- Date published:
8:09 am, May 16th, 2019 - 97 comments
Categories: Deep stuff, facebook, International, internet, interweb, jacinda ardern, the praiseworthy and the pitiful, twitter - Tags: Muslim community
From Jo Moir at Radio New Zealand:
Tech company and world leaders have signed an unprecedented Christchurch Call agreement to eliminate terrorist and violent extremist content online.
The meeting, the first of its kind, in Paris overnight saw all of the major technology companies, 17 countries and the European Commission sign up to the call initiated by Prime Minister Jacinda Ardern and French President Emmanuel Macron, in the wake of the Christchurch attack that killed 51 people.
The action plan asks tech companies to review the operation of their algorithms that are driving users towards or amplifying terrorist content online and find ways to intervene earlier.
In order to try and prevent an attack like the one at Christchurch ever happening again, tech companies have agreed to share the effects of algorithim secrets with each other.
Ms Ardern has called on them to report progress regularly to governments.
At a news conference, Ms Ardern described the agreement as “day one” in the change the world needed.
“Never before have countries and tech companies come together in the wake of an horrific attack to commit to an action plan that will deliver collaboratively work in new technology built to make our communities ultimately safer.”
And there is to be pressure from business interests to make sure that the social media companies conduct themselves differently.

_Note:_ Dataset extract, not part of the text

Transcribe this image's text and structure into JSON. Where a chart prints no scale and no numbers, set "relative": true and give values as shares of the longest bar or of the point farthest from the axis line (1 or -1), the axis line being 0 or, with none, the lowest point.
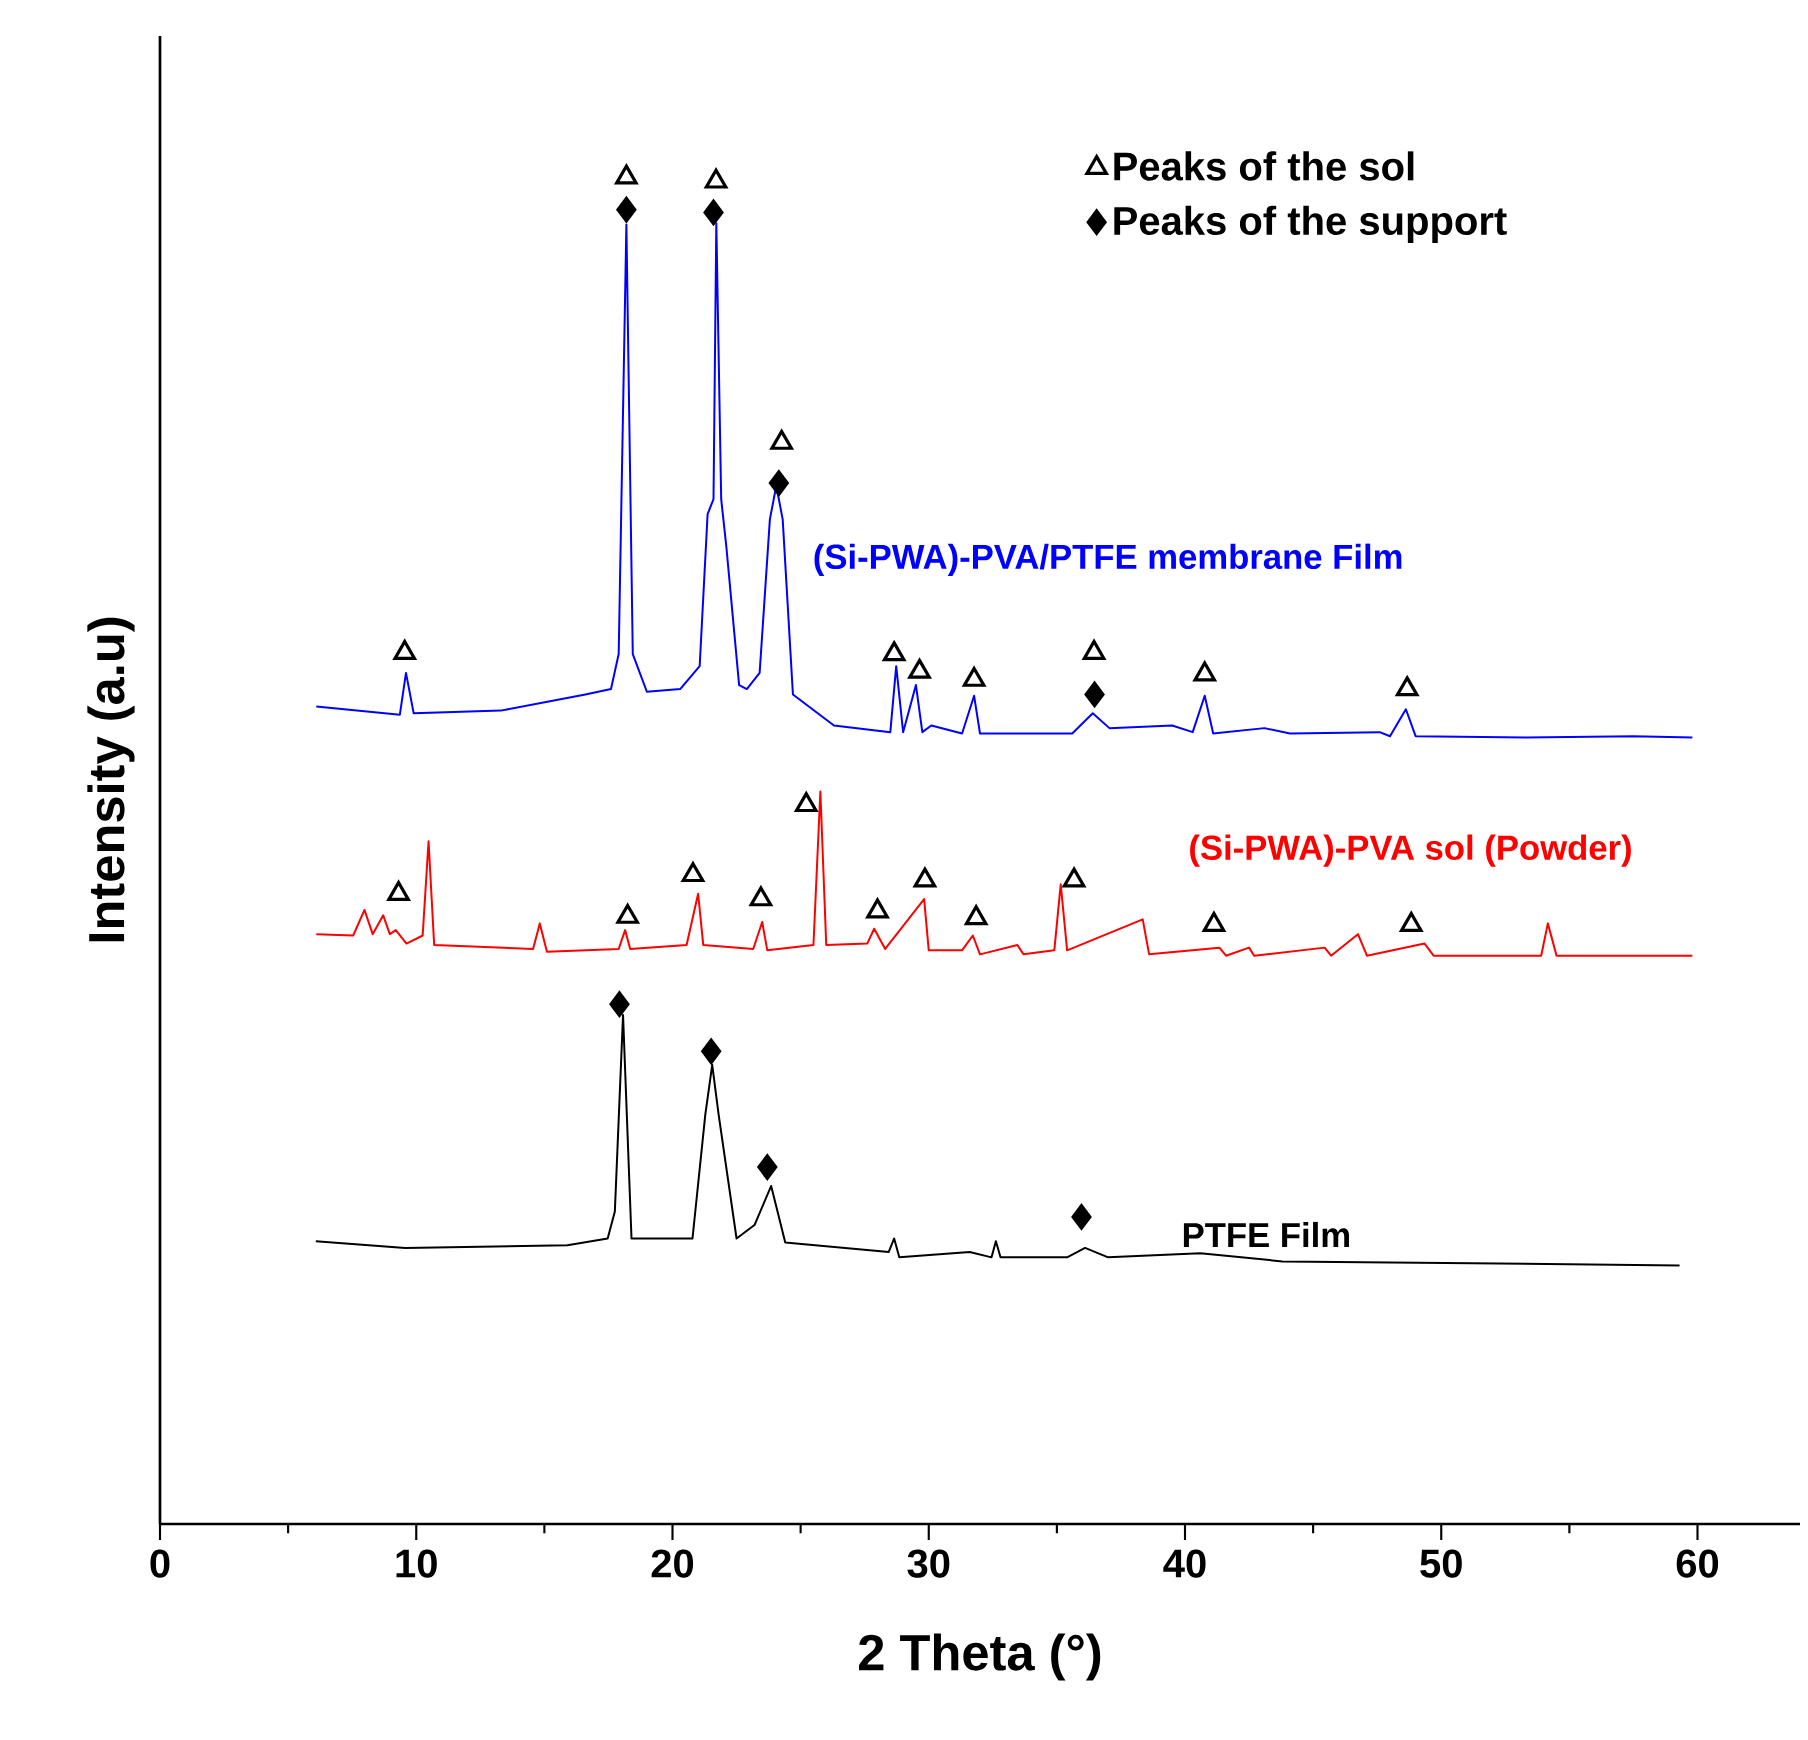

Again from Radio New Zealand:
New Zealand and global investors worth more than $NZ5 trillion are uniting to put pressure on companies who have signed up to the Christchurch Call.
Launched alongside the summit in Paris overnight, the New Zealand Super Fund has coordinated the investor group, worth more than 15 times the GDP of the New Zealand economy.
The group wants to get Facebook, Twitter and Google – who all have social media platforms – to strengthen controls that will prevent the live streaming and distribution of objectionable content.
They plan to raise concerns with the companies’ board and management on these issues.
The investor group is made up of 55 funds – 27 from New Zealand and 28 from across the globe.
Facebook has already announced changes with a proposal to ban users who breach rules over live streaming and the investment of funds into new video recognition software although to be frank the changes feel half hearted and are clearly not enough.
But there was one entity who did not participate in the summit or the declaration, an entity that also has worrying links to white supremacists.
Again from Radio New Zealand:
The United States has snubbed the Christchurch Call summit by not attending or endorsing the agreement.
In a statement from the White House, a spokesperson said the US stood with the international community in condemning terrorist and violent extremist content online in the strongest terms.
But it said the US was not currently in a position to join the agreement, although it supported its the overall goals.
It cited freedom of expression and freedom of the press as reasons it would not be joining the agreement, and said promoting credible, alternative narratives was the best way to defeat terrorist messaging.
Good work Jacinda. Not only has she led the country through one of its most tragic and difficult of events but she is achieving real international change.